Leandro de Mattos Pereira1,2, Elisa Alves Messias1, Bruna Pereira Sorroche1, Angela das Neves Oliveira1, Lidia Maria Rebolho Batista Arantes1, Ana Carolina de Carvalho1, Anita Mitico Tanaka-Azevedo3, Kathleen Fernandes Grego3, André Lopes Carvalho1, Matias Eliseo Melendez1,4,5 [ + show more ]

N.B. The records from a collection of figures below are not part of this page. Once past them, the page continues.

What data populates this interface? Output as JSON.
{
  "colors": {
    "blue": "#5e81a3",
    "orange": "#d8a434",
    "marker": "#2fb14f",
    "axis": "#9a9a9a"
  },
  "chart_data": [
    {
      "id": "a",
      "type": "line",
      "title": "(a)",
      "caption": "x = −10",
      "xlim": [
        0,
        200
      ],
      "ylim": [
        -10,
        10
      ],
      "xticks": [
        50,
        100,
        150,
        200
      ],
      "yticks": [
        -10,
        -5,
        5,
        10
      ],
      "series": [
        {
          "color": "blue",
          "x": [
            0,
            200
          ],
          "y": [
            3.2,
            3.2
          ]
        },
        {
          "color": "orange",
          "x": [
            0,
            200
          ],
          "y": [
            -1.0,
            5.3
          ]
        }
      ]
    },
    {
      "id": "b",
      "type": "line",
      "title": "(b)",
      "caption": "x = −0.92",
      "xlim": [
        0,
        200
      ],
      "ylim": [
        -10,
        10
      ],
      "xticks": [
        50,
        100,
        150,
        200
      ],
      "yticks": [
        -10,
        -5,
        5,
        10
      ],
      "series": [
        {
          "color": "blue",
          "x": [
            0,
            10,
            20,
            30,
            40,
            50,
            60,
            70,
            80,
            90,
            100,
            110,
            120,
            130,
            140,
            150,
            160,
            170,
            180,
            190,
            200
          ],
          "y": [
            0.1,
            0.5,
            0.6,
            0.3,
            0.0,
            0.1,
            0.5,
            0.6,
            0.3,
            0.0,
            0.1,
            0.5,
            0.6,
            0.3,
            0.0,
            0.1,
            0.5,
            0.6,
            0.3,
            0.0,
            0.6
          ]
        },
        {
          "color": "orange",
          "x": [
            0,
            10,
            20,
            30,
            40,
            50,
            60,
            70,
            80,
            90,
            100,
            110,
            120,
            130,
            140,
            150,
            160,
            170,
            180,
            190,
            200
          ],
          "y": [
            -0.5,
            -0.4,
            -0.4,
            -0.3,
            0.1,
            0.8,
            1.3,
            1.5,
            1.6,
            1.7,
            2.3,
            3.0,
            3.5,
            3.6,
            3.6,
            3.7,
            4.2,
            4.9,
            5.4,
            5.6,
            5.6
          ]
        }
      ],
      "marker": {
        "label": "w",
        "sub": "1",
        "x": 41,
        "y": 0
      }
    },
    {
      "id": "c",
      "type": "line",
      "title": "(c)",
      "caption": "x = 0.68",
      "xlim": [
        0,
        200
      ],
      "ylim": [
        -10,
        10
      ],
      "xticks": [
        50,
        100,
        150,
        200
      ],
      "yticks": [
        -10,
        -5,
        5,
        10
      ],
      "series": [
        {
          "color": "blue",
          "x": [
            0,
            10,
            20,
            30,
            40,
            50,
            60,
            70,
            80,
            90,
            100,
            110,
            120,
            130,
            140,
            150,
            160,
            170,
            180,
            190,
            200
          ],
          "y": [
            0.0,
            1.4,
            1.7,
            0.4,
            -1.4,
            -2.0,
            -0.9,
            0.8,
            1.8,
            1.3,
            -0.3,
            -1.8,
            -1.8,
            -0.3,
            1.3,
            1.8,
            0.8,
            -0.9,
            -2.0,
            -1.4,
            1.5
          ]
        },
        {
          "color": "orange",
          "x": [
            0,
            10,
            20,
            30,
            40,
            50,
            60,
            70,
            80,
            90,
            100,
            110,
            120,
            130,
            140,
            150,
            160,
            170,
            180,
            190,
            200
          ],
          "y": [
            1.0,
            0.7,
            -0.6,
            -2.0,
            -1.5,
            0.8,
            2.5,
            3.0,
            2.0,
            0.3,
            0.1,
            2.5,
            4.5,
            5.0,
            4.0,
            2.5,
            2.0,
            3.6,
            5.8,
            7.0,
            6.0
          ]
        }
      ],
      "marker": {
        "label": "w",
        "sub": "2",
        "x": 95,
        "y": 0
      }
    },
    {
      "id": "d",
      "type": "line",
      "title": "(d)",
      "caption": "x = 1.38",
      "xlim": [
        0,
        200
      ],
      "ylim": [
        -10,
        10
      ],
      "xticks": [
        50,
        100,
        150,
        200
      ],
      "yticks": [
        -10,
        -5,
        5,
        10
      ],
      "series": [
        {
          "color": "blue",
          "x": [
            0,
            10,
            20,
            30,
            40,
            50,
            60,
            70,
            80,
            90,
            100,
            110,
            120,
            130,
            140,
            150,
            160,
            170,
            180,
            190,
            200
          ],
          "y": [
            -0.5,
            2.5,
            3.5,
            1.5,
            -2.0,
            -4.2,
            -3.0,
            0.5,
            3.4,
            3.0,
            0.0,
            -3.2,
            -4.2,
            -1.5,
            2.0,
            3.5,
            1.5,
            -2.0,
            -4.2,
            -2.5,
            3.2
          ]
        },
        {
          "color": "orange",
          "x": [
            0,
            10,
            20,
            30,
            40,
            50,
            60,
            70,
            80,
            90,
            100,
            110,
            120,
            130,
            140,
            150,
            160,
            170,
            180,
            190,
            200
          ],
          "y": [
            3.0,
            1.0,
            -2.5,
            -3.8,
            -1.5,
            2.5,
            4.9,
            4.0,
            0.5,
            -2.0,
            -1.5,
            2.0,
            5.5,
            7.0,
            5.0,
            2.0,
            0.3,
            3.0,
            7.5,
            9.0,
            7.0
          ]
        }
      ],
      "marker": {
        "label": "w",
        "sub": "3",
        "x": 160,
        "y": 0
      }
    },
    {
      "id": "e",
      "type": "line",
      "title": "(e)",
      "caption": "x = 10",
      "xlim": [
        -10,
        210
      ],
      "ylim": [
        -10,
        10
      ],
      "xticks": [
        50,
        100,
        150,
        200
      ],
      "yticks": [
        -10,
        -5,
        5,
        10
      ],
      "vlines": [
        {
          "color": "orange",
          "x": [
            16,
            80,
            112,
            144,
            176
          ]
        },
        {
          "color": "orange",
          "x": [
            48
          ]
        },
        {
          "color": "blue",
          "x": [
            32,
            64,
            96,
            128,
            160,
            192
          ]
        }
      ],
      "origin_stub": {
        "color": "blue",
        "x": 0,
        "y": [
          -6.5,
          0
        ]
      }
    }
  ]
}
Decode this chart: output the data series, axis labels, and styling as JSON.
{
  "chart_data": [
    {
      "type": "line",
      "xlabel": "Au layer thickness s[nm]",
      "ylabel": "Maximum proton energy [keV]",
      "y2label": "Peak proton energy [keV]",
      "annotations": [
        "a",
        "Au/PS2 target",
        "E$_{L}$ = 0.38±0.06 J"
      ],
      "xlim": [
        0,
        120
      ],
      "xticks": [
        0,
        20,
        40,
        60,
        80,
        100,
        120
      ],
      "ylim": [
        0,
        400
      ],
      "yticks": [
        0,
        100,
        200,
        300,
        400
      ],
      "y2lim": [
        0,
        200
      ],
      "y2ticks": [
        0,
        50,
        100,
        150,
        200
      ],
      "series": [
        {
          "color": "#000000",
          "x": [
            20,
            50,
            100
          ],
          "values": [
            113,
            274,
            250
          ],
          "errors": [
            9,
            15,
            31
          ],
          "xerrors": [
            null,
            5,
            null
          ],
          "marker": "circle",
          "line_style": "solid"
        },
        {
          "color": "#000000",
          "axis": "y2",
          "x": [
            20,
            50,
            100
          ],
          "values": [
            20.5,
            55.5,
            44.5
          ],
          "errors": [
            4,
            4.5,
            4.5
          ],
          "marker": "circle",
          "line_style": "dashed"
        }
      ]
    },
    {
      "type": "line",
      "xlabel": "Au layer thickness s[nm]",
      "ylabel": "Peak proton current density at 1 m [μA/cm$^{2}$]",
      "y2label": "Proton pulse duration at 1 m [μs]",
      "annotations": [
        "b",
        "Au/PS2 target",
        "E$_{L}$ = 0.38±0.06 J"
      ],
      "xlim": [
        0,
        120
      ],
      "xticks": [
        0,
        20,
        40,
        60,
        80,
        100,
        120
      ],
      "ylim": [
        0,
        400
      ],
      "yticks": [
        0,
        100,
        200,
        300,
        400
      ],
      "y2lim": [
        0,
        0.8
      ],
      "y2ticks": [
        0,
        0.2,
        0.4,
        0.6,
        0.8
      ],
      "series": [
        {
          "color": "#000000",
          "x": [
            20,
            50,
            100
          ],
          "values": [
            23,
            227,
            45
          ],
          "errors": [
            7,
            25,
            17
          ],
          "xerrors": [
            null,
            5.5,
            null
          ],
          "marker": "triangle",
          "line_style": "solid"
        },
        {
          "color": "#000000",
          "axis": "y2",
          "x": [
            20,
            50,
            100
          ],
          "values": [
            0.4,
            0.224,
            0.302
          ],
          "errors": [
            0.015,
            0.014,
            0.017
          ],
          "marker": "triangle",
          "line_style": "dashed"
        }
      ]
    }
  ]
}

J Venom Anim Toxins incl Trop Dis, 2020, 26:e20190058
Received: 24 September 2019 | Accepted: 16 September 2020 | Published online: 21 October 2020
Collection: Snake venoms: from production to bioprospecting
https://doi.org/10.1590/1678-9199-JVATITD-2019-0058

Abstract

Background: Lack of complete genomic data of Bothrops jararaca impedes molecular biology research focusing on biotechnological applications of venom gland components. Identification of full-length coding regions of genes is crucial for the correct molecular cloning design. Methods: RNA was extracted from the venom gland of one adult female specimen of Bothrops jararaca. Deep sequencing of the mRNA library was performed using Illumina NextSeq 500 platform. De novo assembly of B. jararaca transcriptome was done using Trinity. Annotation was performed using Blast2GO. All predicted proteins after clustering step were blasted against non-redundant protein database of NCBI using BLASTP. Metabolic pathways present in the transcriptome were annotated using the KAAS-KEGG Automatic Annotation Server. Toxins were identified in the B. jararaca predicted proteome using BLASTP against all protein sequences obtained from Animal Toxin Annotation Project from Uniprot KB/Swiss-Pro database. Figures and data visualization were performed using ggplot2 package in R language environment. Results: We described the in-depth transcriptome analysis of B. jararaca venom gland, in which 76,765 de novo assembled isoforms, 96,044 transcribed genes and 41,196 unique proteins were identified. The most abundant transcript was the zinc metalloproteinase-disintegrin-like jararhagin. Moreover, we identified 78 distinct functional classes of proteins, including toxins, inhibitors and tumor suppressors. Other venom proteins identified were the hemolytic lethal factors stonustoxin and verrucotoxin. Conclusion: It is believed that the application of deep sequencing to the analysis of snake venom transcriptomes may represent invaluable insight on their biotechnological potential focusing on candidate molecules.

 

Keywords: Bothrops jararaca; Venom gland; Transcriptome; Biotechnological application; Stonustoxin; Verrucotoxin.